Airport bookstores are filled with the latest answers from management gurus. None have enjoyed anything approaching the long shelf life of Peter Drucker—perhaps because his specialty was questions, the questions. Drucker’s questions help organizations address their core strengths and weaknesses and design their strategy. A stellar cast of current scholars: Jim Collins, Philip Kotler, Jim Kouzes, Judith Rodin, Kas Rangan and Frances Hesselbein celebrate Drucker’s achievement with to-the-point essays that apply Drucker’s five basic questions to contemporary organizational life: What is our mission? Who is our customer? What does the customer value? What are our results? What is our plan?

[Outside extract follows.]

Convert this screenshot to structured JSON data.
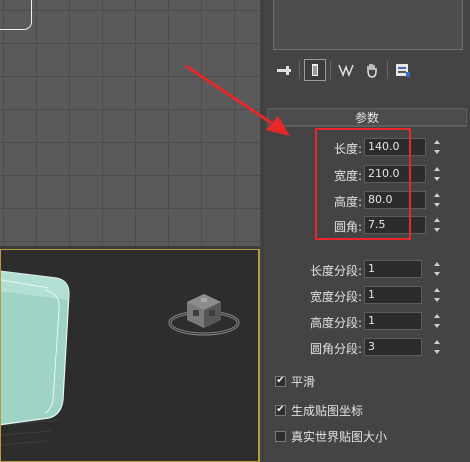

Drucker would be no stranger to the tensions in almost every cultural organization: continuity and change, financial sustainability and honoring the muses, and the collisions of value sets among the various professions staffing the organization. Drucker’s questions often both surface these tensions and offer the superordinate values in which differences might be resolved.

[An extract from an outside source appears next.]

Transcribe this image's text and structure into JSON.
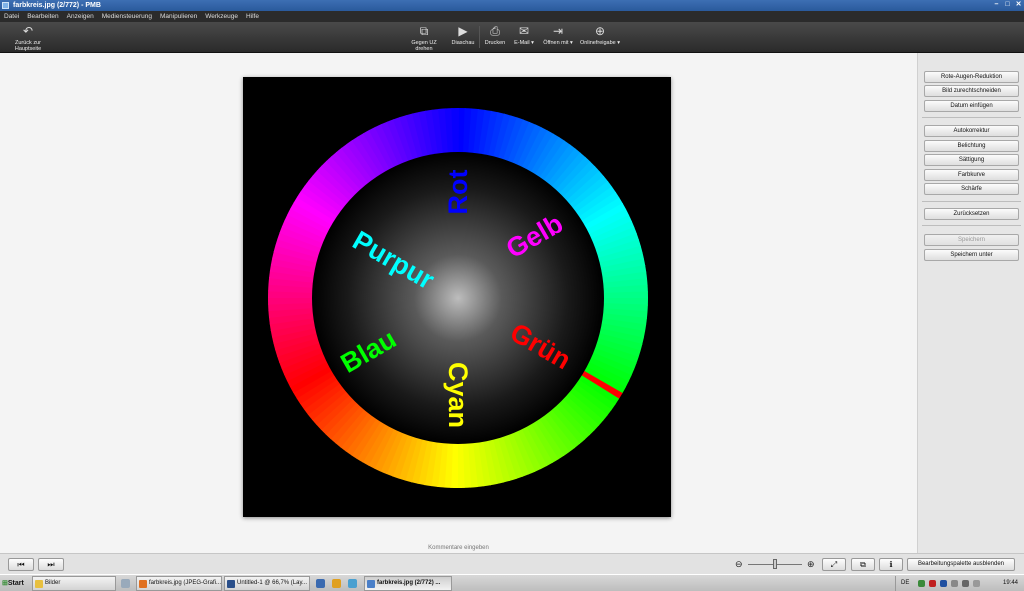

The book also includes Peter Drucker’s organizational self-assessment process—not so much a questionnaire as it is a potentially transformative organization-wide process. The process has a strong focus on goals, emphasizing commitment to direction and flexibility in execution. It places ownership and accountability with individuals and leads participants to results monitoring that—in turn—closes the loop with an improved strategy.